One of the concepts (and there are MANY) from My Big Fat Greek Wedding which I relate to is the father’s obsession with the ubiquitous usage of Windex as a one size fits all medical solution. My Russian father similarly resorted to his go-to resolution to remedy many health ailments: RUBBING ALCOHOL. If I got a bite, a scratch, a rash, a pimple, the solution was always ALCOHOL.
My husband pointed out a red welt on his neck which resembled a mosquito bite gone rogue, but it had started to develop a red circle around it and I worried about Lyme Disease. (I curse my freshman decision to take the senior-level “Human Infectious Diseases: From Aids to Influenza” class, where my final 20-page term paper was on Lyme Disease.)
I called my father and mentioned the questionable red mound growing on my husband’s neck. “Maybe it’s a spider bite,” my father theorized. “Or maybe he scratched off a mosquito bite and it got infected. Did you see a tick?”
“He didn’t see a tick but thought maybe he brushed it off before he noticed what it was.”
I was worried about a spider bite. My husband’s brother-in-law got bitten by a black recluse spider and within days he was in the emergency room getting a baseball-sized chunk cut out of his leg, which they reassured him was way better than an amputation or death.

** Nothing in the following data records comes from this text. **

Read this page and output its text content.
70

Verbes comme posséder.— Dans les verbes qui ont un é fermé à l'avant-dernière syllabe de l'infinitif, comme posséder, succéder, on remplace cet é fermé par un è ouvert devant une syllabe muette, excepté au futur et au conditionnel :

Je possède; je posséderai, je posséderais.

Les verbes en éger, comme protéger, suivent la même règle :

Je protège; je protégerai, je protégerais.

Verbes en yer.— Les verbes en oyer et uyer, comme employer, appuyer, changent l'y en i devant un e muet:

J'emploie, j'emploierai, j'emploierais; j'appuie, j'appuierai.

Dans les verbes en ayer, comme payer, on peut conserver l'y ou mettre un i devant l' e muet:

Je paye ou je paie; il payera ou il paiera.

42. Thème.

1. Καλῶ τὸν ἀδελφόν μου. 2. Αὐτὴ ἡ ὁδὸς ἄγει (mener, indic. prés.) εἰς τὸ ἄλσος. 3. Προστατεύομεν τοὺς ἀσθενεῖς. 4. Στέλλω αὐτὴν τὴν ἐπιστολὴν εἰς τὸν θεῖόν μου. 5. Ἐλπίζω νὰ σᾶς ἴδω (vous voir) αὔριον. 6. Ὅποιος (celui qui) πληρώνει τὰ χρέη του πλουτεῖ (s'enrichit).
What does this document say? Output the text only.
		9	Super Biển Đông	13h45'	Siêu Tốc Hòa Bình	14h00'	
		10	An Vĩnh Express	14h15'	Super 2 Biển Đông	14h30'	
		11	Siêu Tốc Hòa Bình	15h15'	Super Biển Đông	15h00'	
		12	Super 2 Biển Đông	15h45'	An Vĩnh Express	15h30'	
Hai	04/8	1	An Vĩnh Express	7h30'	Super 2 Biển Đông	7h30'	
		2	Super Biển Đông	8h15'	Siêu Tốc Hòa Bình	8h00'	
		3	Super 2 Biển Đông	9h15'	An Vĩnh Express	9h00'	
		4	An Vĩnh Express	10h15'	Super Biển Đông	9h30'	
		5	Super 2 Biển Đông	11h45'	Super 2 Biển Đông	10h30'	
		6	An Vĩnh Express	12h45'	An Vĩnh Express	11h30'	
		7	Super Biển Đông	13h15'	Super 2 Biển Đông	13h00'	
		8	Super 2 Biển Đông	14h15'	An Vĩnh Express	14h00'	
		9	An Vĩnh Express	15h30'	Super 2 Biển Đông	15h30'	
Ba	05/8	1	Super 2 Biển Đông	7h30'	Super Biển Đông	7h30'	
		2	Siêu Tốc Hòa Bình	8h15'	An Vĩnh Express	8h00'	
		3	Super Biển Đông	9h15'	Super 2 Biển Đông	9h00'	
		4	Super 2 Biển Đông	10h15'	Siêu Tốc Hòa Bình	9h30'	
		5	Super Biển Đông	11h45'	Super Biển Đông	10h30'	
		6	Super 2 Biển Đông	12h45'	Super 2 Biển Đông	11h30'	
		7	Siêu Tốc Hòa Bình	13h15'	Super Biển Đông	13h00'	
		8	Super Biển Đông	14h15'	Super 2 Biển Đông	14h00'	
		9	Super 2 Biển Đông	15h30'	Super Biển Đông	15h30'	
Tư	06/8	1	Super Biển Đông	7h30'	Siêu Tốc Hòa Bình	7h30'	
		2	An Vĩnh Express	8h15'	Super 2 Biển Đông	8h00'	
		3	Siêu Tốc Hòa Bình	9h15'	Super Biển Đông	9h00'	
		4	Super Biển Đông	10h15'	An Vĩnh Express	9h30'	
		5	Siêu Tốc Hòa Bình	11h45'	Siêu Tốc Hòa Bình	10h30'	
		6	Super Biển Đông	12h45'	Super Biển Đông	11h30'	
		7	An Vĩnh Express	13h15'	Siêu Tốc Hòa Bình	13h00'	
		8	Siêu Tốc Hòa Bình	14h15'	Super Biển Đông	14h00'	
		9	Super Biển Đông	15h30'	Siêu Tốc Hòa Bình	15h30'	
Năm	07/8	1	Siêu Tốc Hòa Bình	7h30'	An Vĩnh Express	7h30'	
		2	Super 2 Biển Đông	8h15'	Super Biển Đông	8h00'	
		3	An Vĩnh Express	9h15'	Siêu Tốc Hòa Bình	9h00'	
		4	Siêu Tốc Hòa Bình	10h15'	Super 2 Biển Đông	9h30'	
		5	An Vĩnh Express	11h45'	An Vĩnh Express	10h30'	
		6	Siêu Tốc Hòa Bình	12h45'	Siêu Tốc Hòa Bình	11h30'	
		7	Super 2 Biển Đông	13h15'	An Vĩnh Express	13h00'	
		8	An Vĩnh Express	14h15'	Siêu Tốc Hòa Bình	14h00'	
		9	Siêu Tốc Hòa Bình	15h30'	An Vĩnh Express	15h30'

My father didn’t waste a beat in his answer. As I prepared to chime in with his “Alcohol” response, he threw me a curveball. “Iodine.”
“What? Not alcohol?”
“Go get iodine right now, put it in the middle and it’ll kill anything that’s in there. Right now. Go get it.”
The orange of Iodine trumps the last two decades of the clear alcohol. Before orange or clear, though, there was bright green “zelionka,” a dilute free alcoholic solution effective against gram-positive bacteria sold as a topical antiseptic in Russia. I always recognized fellow immigrant kids by seeing the green liquid covering their cuts and scabs.
His one-size-fits-all solution isn’t so far removed from the current trend of healthcare in our culture. The profusion of pharmaceutical commercials on TV convince us we need the latest vitamin, antibiotic, vaccine, cream, anti-depressant, or anti-anxiety drugs. Pharmaceuticals want to make sure we are so numb we forget to stop taking the pills. Physical and emotional pain are all part of the complexity of being alive, but in our culture, we’re being taught we need drugs as much as we need Coca-Cola and donuts; because theoretically, they will make our lives better, easier, more euphoric.
I’ve deduced the pharmaceutical representatives who sell prednisone hit the drug lottery. Prednisone is the hospital’s rubbing alcohol (or iodine as this year mandates).
This year I’ve had to take my son and my husband to the emergency room. My son had an allergic reaction to something they couldn’t identify but because his breathing wasn’t compromised, they weren’t worried and gave him a week’s worth of prednisone. My husband got Bell’s palsy and for his ailment, which they described as a “differential diagnosis,” meaning they use the process of elimination to make sure it’s nothing deadly and give it their best guess. There is no real treatment for the Bell’s Palsy, but since most Americans have become accustomed to a prescription solution to everything, they gave him a prescription for two weeks of prednisone! My father had to take his 11-year-old son to the hospital because he woke up with a wheezing cough, complaining he was having a hard time breathing. After the hospital verified he was getting 100% oxygen, they said it “may be” croup, but they’re not sure, but just in case, here’s a prescription for … wait for it… prednisone.
The main problem with the “one solution fits all” mentality is it doesn’t factor in the billions of differences between humans. The way our bodies will respond to medicine, to food, to exercise, to stress is unique. There are as many responses as there are humans and yet it’s impossible to personalize medical solutions so scientists rely on the majority.
When my daughter was four months old I brought her in for a well-visit to a new pediatrician. The doctor spent five minutes with my baby, avoided eye contact and began to spew the same rhetoric she repeated to anyone who stepped in her office. She quoted numbers from a chart rather than look into my daughter’s bright eyes, observe her supple skin, or react to the baby’s vocal responses (she said “hi” at four months). She was perfect but the pediatrician warned her weight “may be in danger of one day falling off the charts.” (Note my six-year-old is in the 99th percentile for height and weight and has been for most of her life). It was at this doctor’s visit when I lost faith in healthcare and my trips to the prednisone-distributing emergency rooms re-confirmed it.
I’ll keep WebMd bookmarked, my Merck Medical Manual on my desk, and my title of Dr. G because no one will know or take care of my body – or my children’s bodies – like I will – and it’s really not any one else’s responsibility to do so. I am our family doctor and for now, I’ll take iodine over prednisone.